Rz. 153
Das "verfügbare Vermögen" umfasst nach der gesetzlichen Legaldefinition u. a. 50 % des "mit der Erbschaft oder Schenkung zugleich übergegangenen Vermögens, das nicht zum begünstigten Vermögen im Sinne des § 13b Abs. 2 gehört" (§ 28a Abs. 2 Nr. 1 ErbStG).
Rz. 154
Diese Regelung beruht wohl auf der Vorstellung des Gesetzgebers, dass das zusammen mit dem begünstigten Vermögen erworbene (aber nicht begünstigte) Vermögen nicht unternehmerisch gebunden (und somit nicht schutzwürdig) ist und daher auch für die Begleichung der Steuer verwendet werden kann. Dieses stark pauschalierende Konzept kann zu erheblichen Belastungen führen.
Rz. 155
Bei dem mit erworbenen (nicht begünstigten) Vermögen handelt es sich keineswegs immer um Geld (i.

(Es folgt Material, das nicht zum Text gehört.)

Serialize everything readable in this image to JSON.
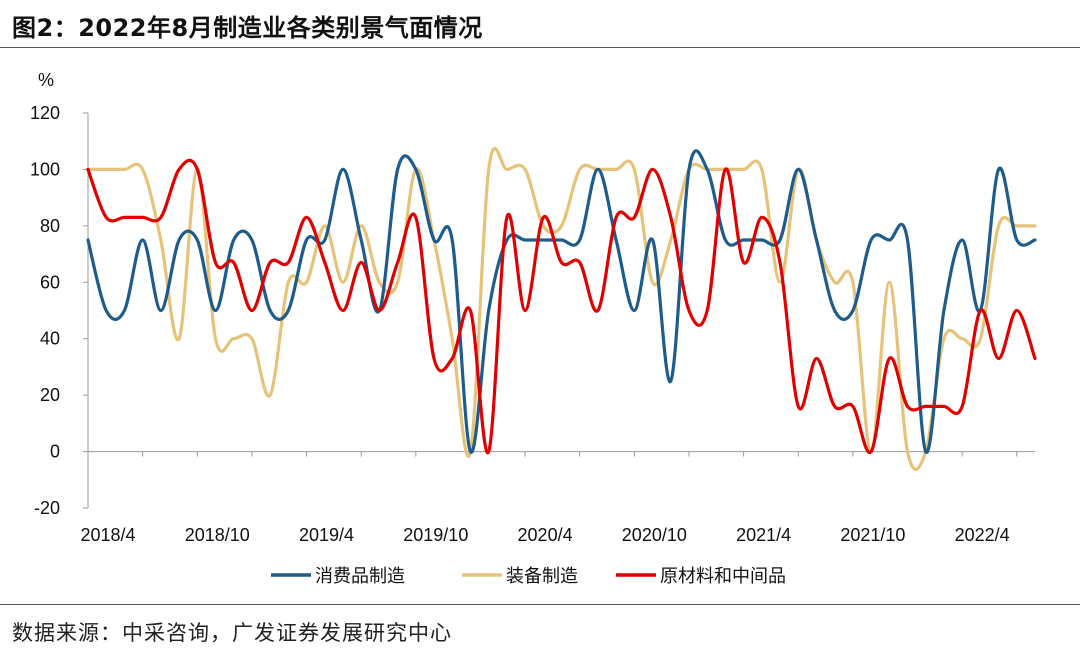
{
  "header": {
    "title": "图2：2022年8月制造业各类别景气面情况"
  },
  "footer": {
    "source": "数据来源：中采咨询，广发证券发展研究中心"
  },
  "chart_data": {
    "type": "line",
    "ylabel": "%",
    "ylim": [
      -20,
      120
    ],
    "yticks": [
      -20,
      0,
      20,
      40,
      60,
      80,
      100,
      120
    ],
    "x": [
      "2018/4",
      "2018/5",
      "2018/6",
      "2018/7",
      "2018/8",
      "2018/9",
      "2018/10",
      "2018/11",
      "2018/12",
      "2019/1",
      "2019/2",
      "2019/3",
      "2019/4",
      "2019/5",
      "2019/6",
      "2019/7",
      "2019/8",
      "2019/9",
      "2019/10",
      "2019/11",
      "2019/12",
      "2020/1",
      "2020/2",
      "2020/3",
      "2020/4",
      "2020/5",
      "2020/6",
      "2020/7",
      "2020/8",
      "2020/9",
      "2020/10",
      "2020/11",
      "2020/12",
      "2021/1",
      "2021/2",
      "2021/3",
      "2021/4",
      "2021/5",
      "2021/6",
      "2021/7",
      "2021/8",
      "2021/9",
      "2021/10",
      "2021/11",
      "2021/12",
      "2022/1",
      "2022/2",
      "2022/3",
      "2022/4",
      "2022/5",
      "2022/6",
      "2022/7",
      "2022/8"
    ],
    "xticks": [
      "2018/4",
      "2018/10",
      "2019/4",
      "2019/10",
      "2020/4",
      "2020/10",
      "2021/4",
      "2021/10",
      "2022/4"
    ],
    "legend_position": "bottom",
    "series": [
      {
        "name": "消费品制造",
        "color": "#1f5c8b",
        "values": [
          75,
          50,
          50,
          75,
          50,
          75,
          75,
          50,
          75,
          75,
          50,
          50,
          75,
          75,
          100,
          75,
          50,
          100,
          100,
          75,
          75,
          0,
          50,
          75,
          75,
          75,
          75,
          75,
          100,
          75,
          50,
          75,
          25,
          100,
          100,
          75,
          75,
          75,
          75,
          100,
          75,
          50,
          50,
          75,
          75,
          75,
          0,
          50,
          75,
          50,
          100,
          75,
          75
        ]
      },
      {
        "name": "装备制造",
        "color": "#e6c37a",
        "values": [
          100,
          100,
          100,
          100,
          75,
          40,
          100,
          40,
          40,
          40,
          20,
          60,
          60,
          80,
          60,
          80,
          60,
          60,
          100,
          75,
          40,
          0,
          100,
          100,
          100,
          80,
          80,
          100,
          100,
          100,
          100,
          60,
          75,
          100,
          100,
          100,
          100,
          100,
          60,
          100,
          75,
          60,
          60,
          0,
          60,
          0,
          0,
          40,
          40,
          40,
          80,
          80,
          80
        ]
      },
      {
        "name": "原材料和中间品",
        "color": "#e00000",
        "values": [
          100,
          83,
          83,
          83,
          83,
          100,
          100,
          67,
          67,
          50,
          67,
          67,
          83,
          67,
          50,
          67,
          50,
          67,
          83,
          33,
          33,
          50,
          0,
          83,
          50,
          83,
          67,
          67,
          50,
          83,
          83,
          100,
          83,
          50,
          50,
          100,
          67,
          83,
          67,
          16,
          33,
          16,
          16,
          0,
          33,
          16,
          16,
          16,
          16,
          50,
          33,
          50,
          33
        ]
      }
    ]
  }
}
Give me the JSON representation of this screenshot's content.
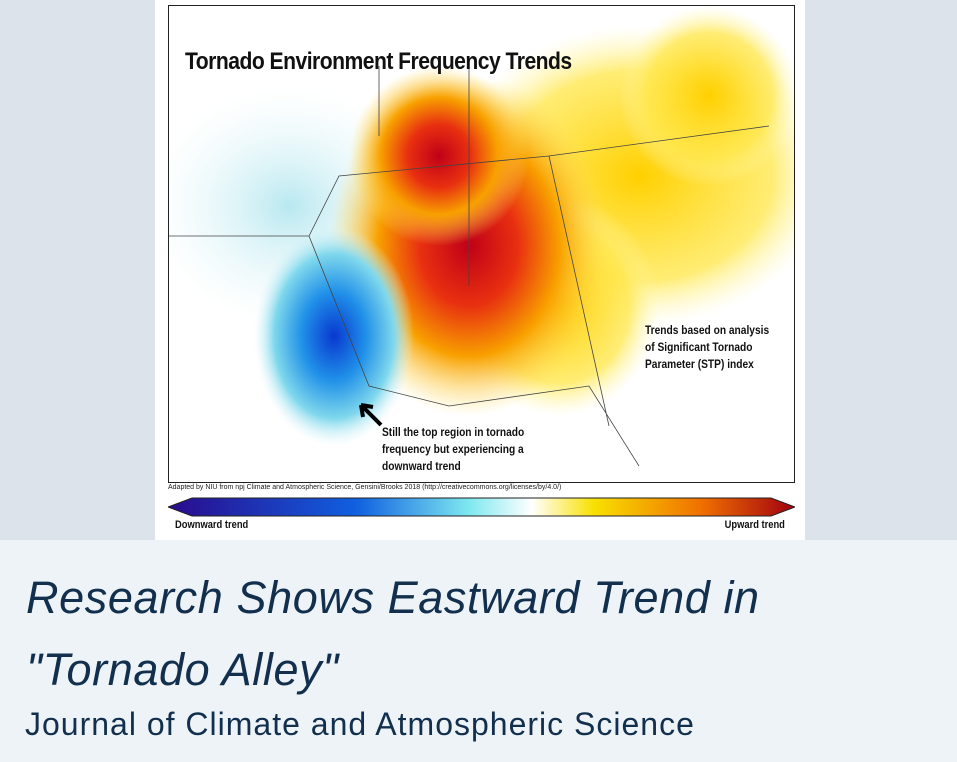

S. v. § 13b Abs. 4 Nr. 5 S. 1 ErbStG), Wertpapiere (i. S. v. § 13b Abs. 4 Nr. 4 ErbStG) oder sonstiges liquides Vermögen. Vielfach wird es sich bei dem nicht begünstigten Vermögen um im Unternehmen gebundene Vermögenswerte handeln (wie etwa nicht betriebsnotwendige Immobilien, Minderheitsbeteiligungen an Kapitalgesellschaften ohne Poolvereinbarung), die nicht zur Bezahlung der Steuer herangezogen werden können. Ein Verkauf bzw. eine Beleihung solcher Vermögenswerte ist in der Praxis vielfach (rechtlich oder tatsächlich) nicht möglich. Der Ansatz des Gesetzgebers wirft zudem neue Gleichheitsprobleme auf. Der Erwerb von begünstigtem unternehmerischem Vermögen wird aufgrund sonst drohender Liquiditätsprobleme steuerlich verschont. Der Erwerb von anderen (gleichfalls illiquiden und gebundenen) Vermögenswerten wird steuerlich sogar mehrfach erfasst.
Rz. 156
Das zugleich mit übergegangene Vermögen umfasst alle positiven und negativen Vermögenswerte.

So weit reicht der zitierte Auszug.